Live-Experiment zur zweiten Kanzler-Debatte

Wahrnehmungsprozesse und Urteilsbildung von Wählern als Forschungsgegenstand: Di
Wahrnehmungsprozesse und Urteilsbildung von Wählern als Forschungsgegenstand: Die Abbildung zeigt die Bewertung der Debattenstrategien. Abbildung: Universität Koblenz-Landau/ Jürgen Maier

Die Universität Koblenz-Landau, das Deutsche Forschungszentrum für Künstliche Intelligenz (DFKI) und die Technische Universität Kaiserslautern haben Wahrnehmung und Wirkung der zweiten TV-Debatte 2021 - dem Triell zwischen den Kanzlerkandidaten Armin Laschet (CDU), Olaf Scholz (SPD) und Annalena Baerbock (Bündnis 90/Die Grünen) - untersucht. Die Hauptergebnisse des Live-Experiments mit mehr als 400 Teilnehmern: Annalena Baerbock hat das Triell klar für sich entschieden. Armin Laschet wurde noch angriffslustiger als in der ersten Debatte eingestuft. Olaf Scholz musste sich häufig verteidigen. Die Debatte hatte Einfluss auf die Kanzlerpräferenz.

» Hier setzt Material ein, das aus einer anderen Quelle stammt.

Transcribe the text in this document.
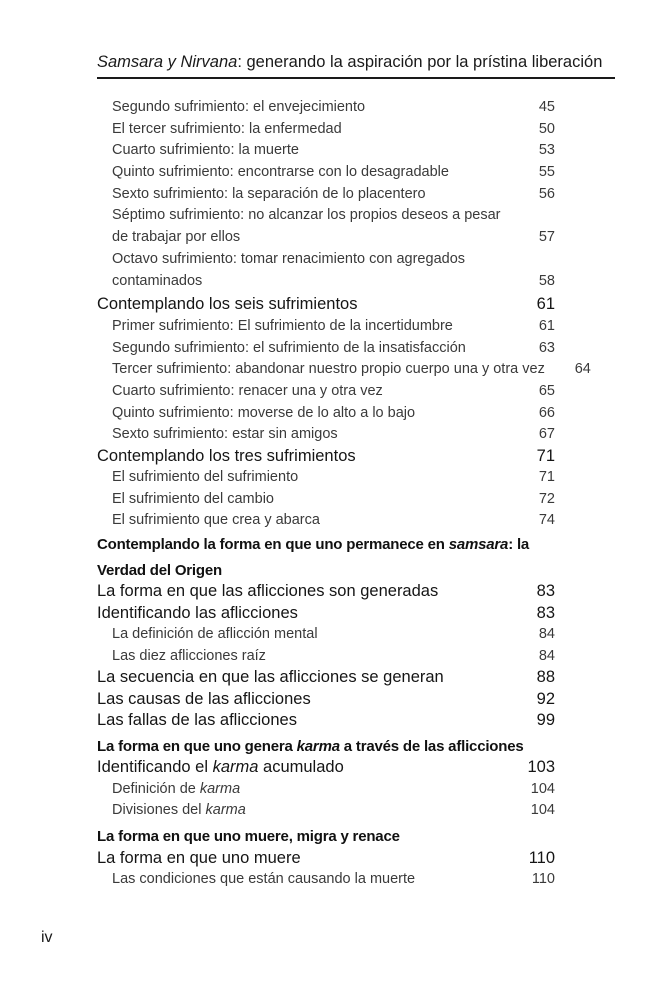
Samsara y Nirvana: generando la aspiración por la prístina liberación
Segundo sufrimiento: el envejecimiento	45
El tercer sufrimiento: la enfermedad	50
Cuarto sufrimiento: la muerte	53
Quinto sufrimiento: encontrarse con lo desagradable	55
Sexto sufrimiento: la separación de lo placentero	56
Séptimo sufrimiento: no alcanzar los propios deseos a pesar de trabajar por ellos	57
Octavo sufrimiento: tomar renacimiento con agregados contaminados	58
Contemplando los seis sufrimientos	61
Primer sufrimiento: El sufrimiento de la incertidumbre	61
Segundo sufrimiento: el sufrimiento de la insatisfacción	63
Tercer sufrimiento: abandonar nuestro propio cuerpo una y otra vez	64
Cuarto sufrimiento: renacer una y otra vez	65
Quinto sufrimiento: moverse de lo alto a lo bajo	66
Sexto sufrimiento: estar sin amigos	67
Contemplando los tres sufrimientos	71
El sufrimiento del sufrimiento	71
El sufrimiento del cambio	72
El sufrimiento que crea y abarca	74
Contemplando la forma en que uno permanece en samsara: la Verdad del Origen
La forma en que las aflicciones son generadas	83
Identificando las aflicciones	83
La definición de aflicción mental	84
Las diez aflicciones raíz	84
La secuencia en que las aflicciones se generan	88
Las causas de las aflicciones	92
Las fallas de las aflicciones	99
La forma en que uno genera karma a través de las aflicciones
Identificando el karma acumulado	103
Definición de karma	104
Divisiones del karma	104
La forma en que uno muere, migra y renace
La forma en que uno muere	110
Las condiciones que están causando la muerte	110
iv
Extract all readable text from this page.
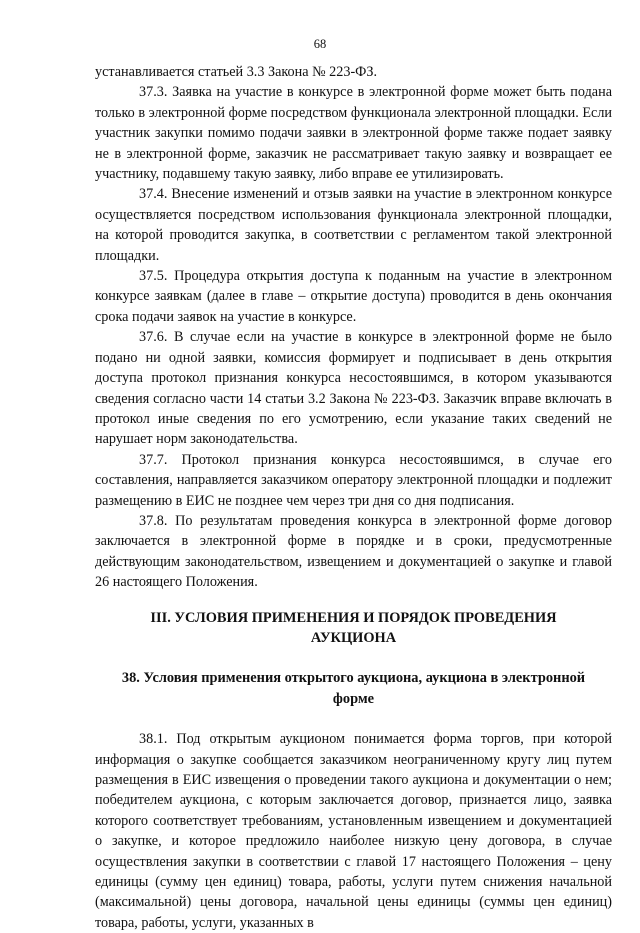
68

устанавливается статьей 3.3 Закона № 223-ФЗ.

37.3. Заявка на участие в конкурсе в электронной форме может быть подана только в электронной форме посредством функционала электронной площадки. Если участник закупки помимо подачи заявки в электронной форме также подает заявку не в электронной форме, заказчик не рассматривает такую заявку и возвращает ее участнику, подавшему такую заявку, либо вправе ее утилизировать.

37.4. Внесение изменений и отзыв заявки на участие в электронном конкурсе осуществляется посредством использования функционала электронной площадки, на которой проводится закупка, в соответствии с регламентом такой электронной площадки.

37.5. Процедура открытия доступа к поданным на участие в электронном конкурсе заявкам (далее в главе – открытие доступа) проводится в день окончания срока подачи заявок на участие в конкурсе.

37.6. В случае если на участие в конкурсе в электронной форме не было подано ни одной заявки, комиссия формирует и подписывает в день открытия доступа протокол признания конкурса несостоявшимся, в котором указываются сведения согласно части 14 статьи 3.2 Закона № 223-ФЗ. Заказчик вправе включать в протокол иные сведения по его усмотрению, если указание таких сведений не нарушает норм законодательства.

37.7. Протокол признания конкурса несостоявшимся, в случае его составления, направляется заказчиком оператору электронной площадки и подлежит размещению в ЕИС не позднее чем через три дня со дня подписания.

37.8. По результатам проведения конкурса в электронной форме договор заключается в электронной форме в порядке и в сроки, предусмотренные действующим законодательством, извещением и документацией о закупке и главой 26 настоящего Положения.

III. УСЛОВИЯ ПРИМЕНЕНИЯ И ПОРЯДОК ПРОВЕДЕНИЯ
АУКЦИОНА
38. Условия применения открытого аукциона, аукциона в электронной
форме

38.1. Под открытым аукционом понимается форма торгов, при которой информация о закупке сообщается заказчиком неограниченному кругу лиц путем размещения в ЕИС извещения о проведении такого аукциона и документации о нем; победителем аукциона, с которым заключается договор, признается лицо, заявка которого соответствует требованиям, установленным извещением и документацией о закупке, и которое предложило наиболее низкую цену договора, в случае осуществления закупки в соответствии с главой 17 настоящего Положения – цену единицы (сумму цен единиц) товара, работы, услуги путем снижения начальной (максимальной) цены договора, начальной цены единицы (суммы цен единиц) товара, работы, услуги, указанных в
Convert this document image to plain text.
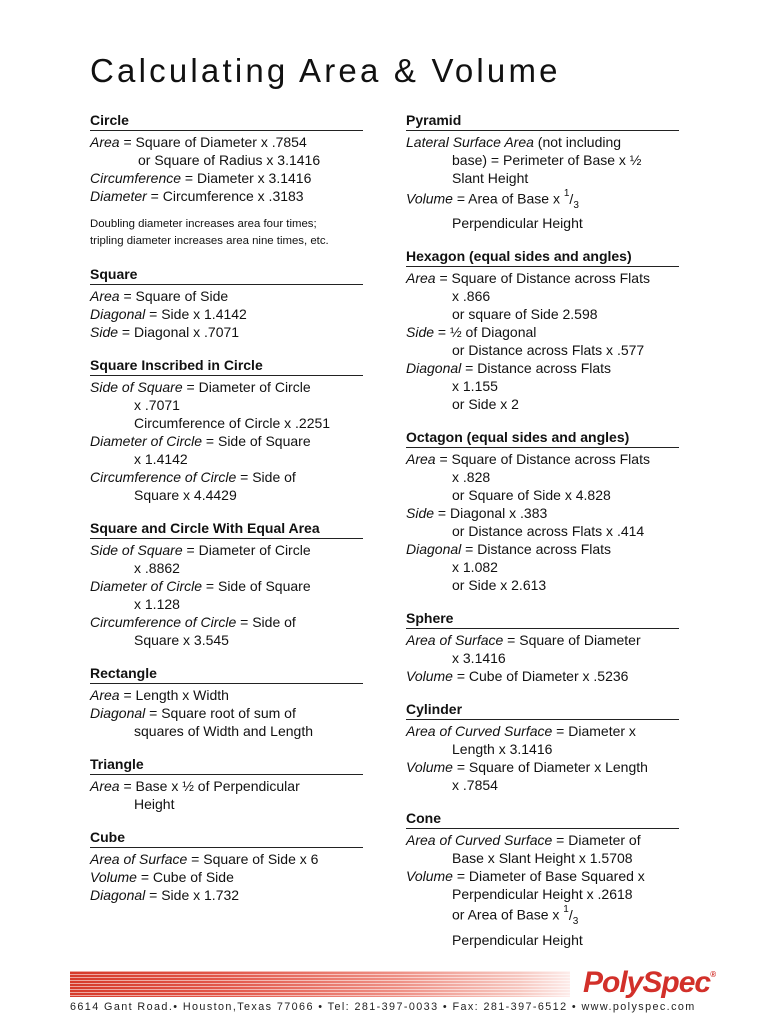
Calculating Area & Volume
Circle
Area = Square of Diameter x .7854
or Square of Radius x 3.1416
Circumference = Diameter x 3.1416
Diameter = Circumference x .3183
Doubling diameter increases area four times;
tripling diameter increases area nine times, etc.
Square
Area = Square of Side
Diagonal = Side x 1.4142
Side = Diagonal x .7071
Square Inscribed in Circle
Side of Square = Diameter of Circle
x .7071
Circumference of Circle x .2251
Diameter of Circle = Side of Square
x 1.4142
Circumference of Circle = Side of
Square x 4.4429
Square and Circle With Equal Area
Side of Square = Diameter of Circle
x .8862
Diameter of Circle = Side of Square
x 1.128
Circumference of Circle = Side of
Square x 3.545
Rectangle
Area = Length x Width
Diagonal = Square root of sum of
squares of Width and Length
Triangle
Area = Base x ½ of Perpendicular
Height
Cube
Area of Surface = Square of Side x 6
Volume = Cube of Side
Diagonal = Side x 1.732
Pyramid
Lateral Surface Area (not including
base) = Perimeter of Base x ½
Slant Height
Volume = Area of Base x $^1/_3$
Perpendicular Height
Hexagon (equal sides and angles)
Area = Square of Distance across Flats
x .866
or square of Side 2.598
Side = ½ of Diagonal
or Distance across Flats x .577
Diagonal = Distance across Flats
x 1.155
or Side x 2
Octagon (equal sides and angles)
Area = Square of Distance across Flats
x .828
or Square of Side x 4.828
Side = Diagonal x .383
or Distance across Flats x .414
Diagonal = Distance across Flats
x 1.082
or Side x 2.613
Sphere
Area of Surface = Square of Diameter
x 3.1416
Volume = Cube of Diameter x .5236
Cylinder
Area of Curved Surface = Diameter x
Length x 3.1416
Volume = Square of Diameter x Length
x .7854
Cone
Area of Curved Surface = Diameter of
Base x Slant Height x 1.5708
Volume = Diameter of Base Squared x
Perpendicular Height x .2618
or Area of Base x $^1/_3$
Perpendicular Height
PolySpec®
6614 Gant Road.• Houston,Texas 77066 • Tel: 281-397-0033 • Fax: 281-397-6512 • www.polyspec.com
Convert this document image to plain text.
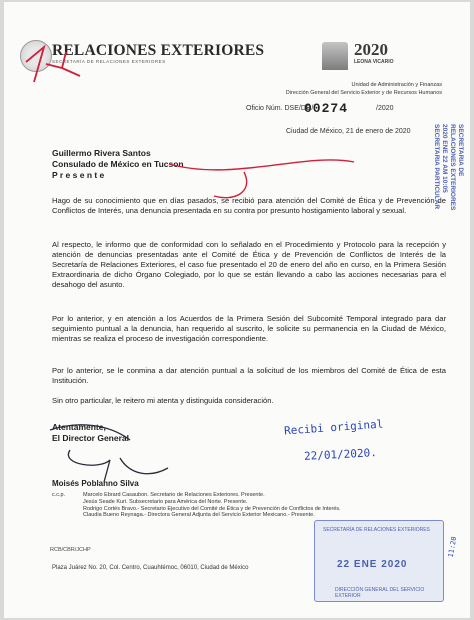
RELACIONES EXTERIORES
SECRETARÍA DE RELACIONES EXTERIORES
2020
LEONA VICARIO
Unidad de Administración y Finanzas
Dirección General del Servicio Exterior y de Recursos Humanos
Oficio Núm. DSE/DG/
00274	/2020
Ciudad de México, 21 de enero de 2020
Guillermo Rivera Santos
Consulado de México en Tucson
P r e s e n t e
Hago de su conocimiento que en días pasados, se recibió para atención del Comité de Ética y de Prevención de Conflictos de Interés, una denuncia presentada en su contra por presunto hostigamiento laboral y sexual.
Al respecto, le informo que de conformidad con lo señalado en el Procedimiento y Protocolo para la recepción y atención de denuncias presentadas ante el Comité de Ética y de Prevención de Conflictos de Interés de la Secretaría de Relaciones Exteriores, el caso fue presentado el 20 de enero del año en curso, en la Primera Sesión Extraordinaria de dicho Órgano Colegiado, por lo que se están llevando a cabo las acciones necesarias para el desahogo del asunto.
Por lo anterior, y en atención a los Acuerdos de la Primera Sesión del Subcomité Temporal integrado para dar seguimiento puntual a la denuncia, han requerido al suscrito, le solicite su permanencia en la Ciudad de México, mientras se realiza el proceso de investigación correspondiente.
Por lo anterior, se le conmina a dar atención puntual a la solicitud de los miembros del Comité de Ética de esta Institución.
Sin otro particular, le reitero mi atenta y distinguida consideración.
Atentamente,
El Director General
Moisés Poblanno Silva
c.c.p.	Marcelo Ebrard Casaubon. Secretario de Relaciones Exteriores. Presente.
Jesús Seade Kuri. Subsecretario para América del Norte. Presente.
Rodrigo Cortés Bravo.- Secretario Ejecutivo del Comité de Ética y de Prevención de Conflictos de Interés.
Claudia Bueno Reynaga.- Directora General Adjunta del Servicio Exterior Mexicano.- Presente.
RCB/CBR/JCHP
Plaza Juárez No. 20, Col. Centro, Cuauhtémoc, 06010, Ciudad de México
SECRETARIA DE
RELACIONES EXTERIORES
2020 ENE 22 AM 10:05
SECRETARIA PARTICULAR
Recibi original
22/01/2020.
11:20
SECRETARÍA DE RELACIONES EXTERIORES
22 ENE 2020
DIRECCIÓN GENERAL DEL SERVICIO EXTERIOR
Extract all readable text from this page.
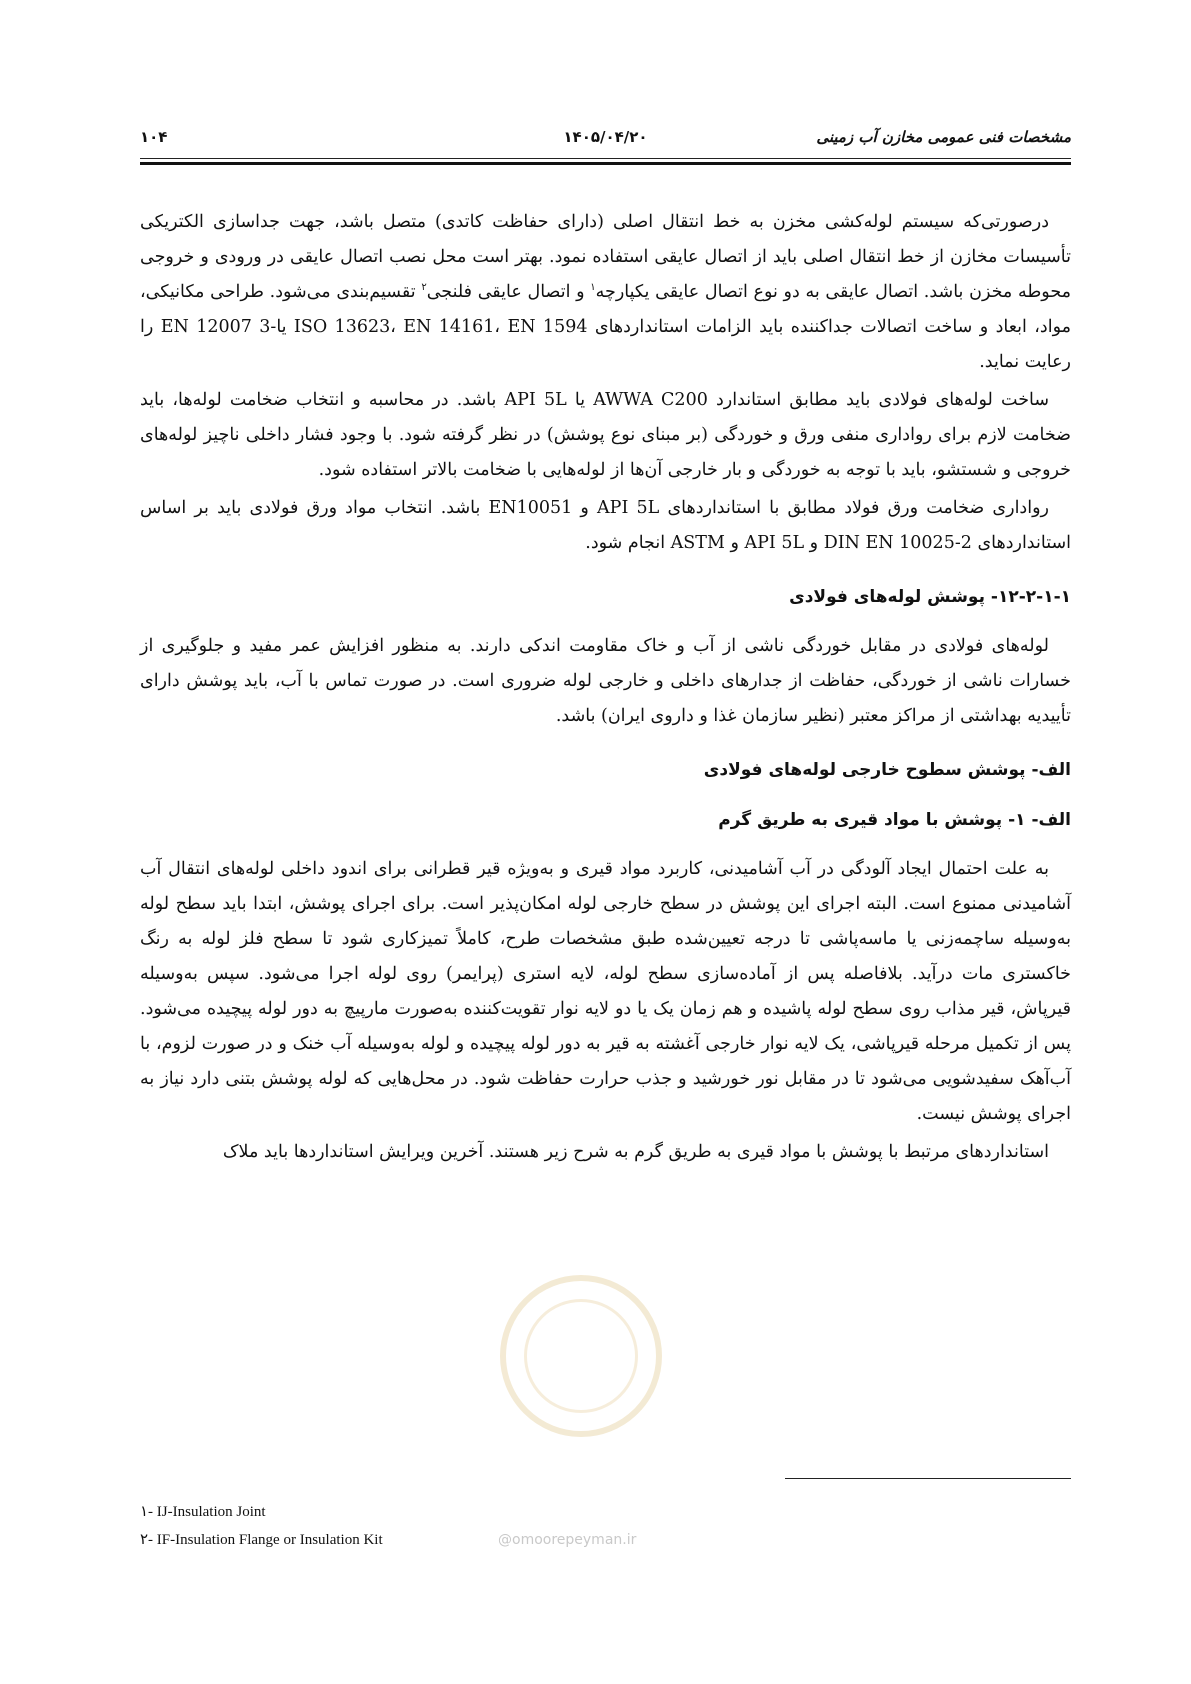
۱۰۴	۱۴۰۵/۰۴/۲۰	مشخصات فنی عمومی مخازن آب زمینی

درصورتی‌که سیستم لوله‌کشی مخزن به خط انتقال اصلی (دارای حفاظت کاتدی) متصل باشد، جهت جداسازی الکتریکی تأسیسات مخازن از خط انتقال اصلی باید از اتصال عایقی استفاده نمود. بهتر است محل نصب اتصال عایقی در ورودی و خروجی محوطه مخزن باشد. اتصال عایقی به دو نوع اتصال عایقی یکپارچه$^۱$ و اتصال عایقی فلنجی$^۲$ تقسیم‌بندی می‌شود. طراحی مکانیکی، مواد، ابعاد و ساخت اتصالات جداکننده باید الزامات استانداردهای ISO 13623، EN 14161، EN 1594 یا-EN 12007 3 را رعایت نماید.

ساخت لوله‌های فولادی باید مطابق استاندارد AWWA C200 یا API 5L باشد. در محاسبه و انتخاب ضخامت لوله‌ها، باید ضخامت لازم برای رواداری منفی ورق و خوردگی (بر مبنای نوع پوشش) در نظر گرفته شود. با وجود فشار داخلی ناچیز لوله‌های خروجی و شستشو، باید با توجه به خوردگی و بار خارجی آن‌ها از لوله‌هایی با ضخامت بالاتر استفاده شود.

رواداری ضخامت ورق فولاد مطابق با استانداردهای API 5L و EN10051 باشد. انتخاب مواد ورق فولادی باید بر اساس استانداردهای DIN EN 10025-2 و API 5L و ASTM انجام شود.

۱۲-۲-۱-۱- پوشش لوله‌های فولادی

لوله‌های فولادی در مقابل خوردگی ناشی از آب و خاک مقاومت اندکی دارند. به منظور افزایش عمر مفید و جلوگیری از خسارات ناشی از خوردگی، حفاظت از جدارهای داخلی و خارجی لوله ضروری است. در صورت تماس با آب، باید پوشش دارای تأییدیه بهداشتی از مراکز معتبر (نظیر سازمان غذا و داروی ایران) باشد.

الف- پوشش سطوح خارجی لوله‌های فولادی
الف- ۱- پوشش با مواد قیری به طریق گرم

به علت احتمال ایجاد آلودگی در آب آشامیدنی، کاربرد مواد قیری و به‌ویژه قیر قطرانی برای اندود داخلی لوله‌های انتقال آب آشامیدنی ممنوع است. البته اجرای این پوشش در سطح خارجی لوله امکان‌پذیر است. برای اجرای پوشش، ابتدا باید سطح لوله به‌وسیله ساچمه‌زنی یا ماسه‌پاشی تا درجه تعیین‌شده طبق مشخصات طرح، کاملاً تمیزکاری شود تا سطح فلز لوله به رنگ خاکستری مات درآید. بلافاصله پس از آماده‌سازی سطح لوله، لایه استری (پرایمر) روی لوله اجرا می‌شود. سپس به‌وسیله قیرپاش، قیر مذاب روی سطح لوله پاشیده و هم زمان یک یا دو لایه نوار تقویت‌کننده به‌صورت مارپیچ به دور لوله پیچیده می‌شود. پس از تکمیل مرحله قیرپاشی، یک لایه نوار خارجی آغشته به قیر به دور لوله پیچیده و لوله به‌وسیله آب خنک و در صورت لزوم، با آب‌آهک سفیدشویی می‌شود تا در مقابل نور خورشید و جذب حرارت حفاظت شود. در محل‌هایی که لوله پوشش بتنی دارد نیاز به اجرای پوشش نیست.

استانداردهای مرتبط با پوشش با مواد قیری به طریق گرم به شرح زیر هستند. آخرین ویرایش استانداردها باید ملاک

۱- IJ-Insulation Joint
۲- IF-Insulation Flange or Insulation Kit	@omoorepeyman.ir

Gewinnerin der TV-Debatte ist Annalena Baerbock nach Auffassung von 45 Prozent der Studienteilnehmer. Armin Laschet wurde nur von 15 Prozent, Olaf Scholz nur von 12 Prozent der Teilnehmer als Sieger benannt. 28 Prozent konnten keinen Sieger erkennen. Da die Bewertung der Debattenleistung der Kandidaten in erheblichem Maße von den parteipolitischen Grundüberzeugungen der Zuschauer beeinflusst wird, ,,lohnt sich deshalb ein Blick auf Personen, die keiner Partei nahestehen", unterstreicht Dr.   Auch 52 Prozent dieser Teilnehmer sehen Baerbock deutlich vor Scholz und Laschet. Scholz sehen 13 Prozent als Sieger, Laschet nur 9 Prozent.

Die in den Fragebögen erfassten Eindrücke korrespondieren mit den in Echtzeit über eine App abgegeben Bewertungen der Kandidaten. Wie schon in der ersten Debatte zeigen sich hier viele Passagen, in denen Laschet an Zustimmung verloren hat. Seine besten Momente hatte er, als er Olaf Scholz mit den Skandalen rund um die von ihm geführten Behörden konfrontierte. Baerbock und Scholz konnten die Zuschauer wesentlich häufiger von ihren Argumenten Überzeugen als Laschet, wobei Baerbock nahezu alle Themenblöcke für sich entscheiden konnte. Baerbock erhielt bei den Themen Digitalisierung sowie Steuern und Finanzen den stärksten Zuspruch. Scholz ist in den Augen der Zuschauer der Gewinner im Themenblock Koalitionsbildung. Von allen Kandidaten gelang ihm auch die Schlussansprache am besten.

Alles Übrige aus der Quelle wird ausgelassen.